Mosquitos kill about 725,000 people a year… making them the deadliest animal in the world. Our own blood could kill them, thanks to a new study of an old drug.
Mosquito, Wikicommons

Mosquitos kill about 725,000 people a year… making them the deadliest animal in the world. Over half of those are from malaria, a protozoan parasite that destroys red blood cells, which is spread by mosquitos in tropical and subtropical regions.


Researchers have found that taking ivermectin, a drug designed to prevent elephantitis, actually kills mosquitos when they bite a human. With high doses (300mg or more) of ivermectin, it killed mosquitos for up to 30 days. It’s exciting news for researchers, who have been looking for more concrete evidence that the drug works before rushing it to the mass market.
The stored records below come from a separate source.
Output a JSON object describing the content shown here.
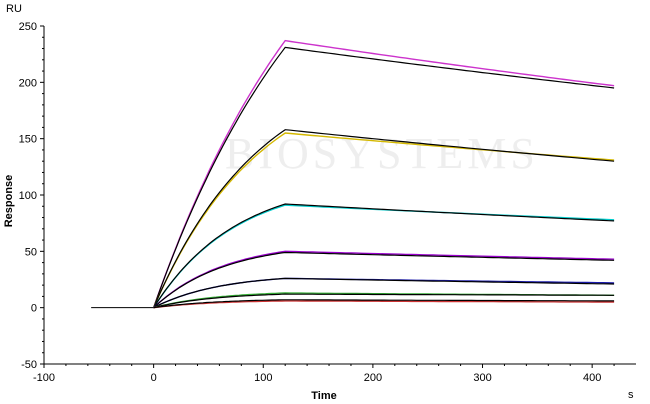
{
  "chart_data": {
    "type": "line",
    "title": "",
    "xlabel": "Time",
    "ylabel": "Response",
    "x_unit": "s",
    "y_unit": "RU",
    "xlim": [
      -100,
      440
    ],
    "ylim": [
      -50,
      250
    ],
    "x_ticks": [
      -100,
      0,
      100,
      200,
      300,
      400
    ],
    "y_ticks": [
      -50,
      0,
      50,
      100,
      150,
      200,
      250
    ],
    "grid": false,
    "legend": "none",
    "watermark": "BIOSYSTEMS",
    "baseline": {
      "x": [
        -57,
        0
      ],
      "y": 0
    },
    "injection_start": 0,
    "injection_end": 120,
    "end_time": 420,
    "series": [
      {
        "color": "#cc33cc",
        "peak": 237,
        "end": 197,
        "fit": false
      },
      {
        "color": "#000000",
        "peak": 231,
        "end": 195,
        "fit": true
      },
      {
        "color": "#d4b800",
        "peak": 155,
        "end": 131,
        "fit": false
      },
      {
        "color": "#000000",
        "peak": 158,
        "end": 130,
        "fit": true
      },
      {
        "color": "#00cccc",
        "peak": 91,
        "end": 78,
        "fit": false
      },
      {
        "color": "#000000",
        "peak": 92,
        "end": 77,
        "fit": true
      },
      {
        "color": "#9900cc",
        "peak": 50,
        "end": 43,
        "fit": false
      },
      {
        "color": "#000000",
        "peak": 49,
        "end": 42,
        "fit": true
      },
      {
        "color": "#1a1aaa",
        "peak": 26,
        "end": 22,
        "fit": false
      },
      {
        "color": "#000000",
        "peak": 26,
        "end": 21,
        "fit": true
      },
      {
        "color": "#33aa33",
        "peak": 13,
        "end": 11,
        "fit": false
      },
      {
        "color": "#000000",
        "peak": 12,
        "end": 11,
        "fit": true
      },
      {
        "color": "#cc3333",
        "peak": 6,
        "end": 5,
        "fit": false
      },
      {
        "color": "#000000",
        "peak": 7,
        "end": 6,
        "fit": true
      }
    ]
  }
}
Ivermectin has been around since the 1980s but only has it fairly recently been used to study malaria. Studies have been performed using ivermectin since the 1980s, yet the recently published study in the Lancet Infectious Diseases journal appears to be the most conclusive. 

Mosquitos, it has been argued, serve no real biological purpose on Earth. A 2010 study found that from an ecological standpoint mosquitos are only good at two things: spreading disease (which they excel at) and creating other mosquitoes. Aside from a few frogs and spiders going hungry for a few hours, we really wouldn’t be missing that much.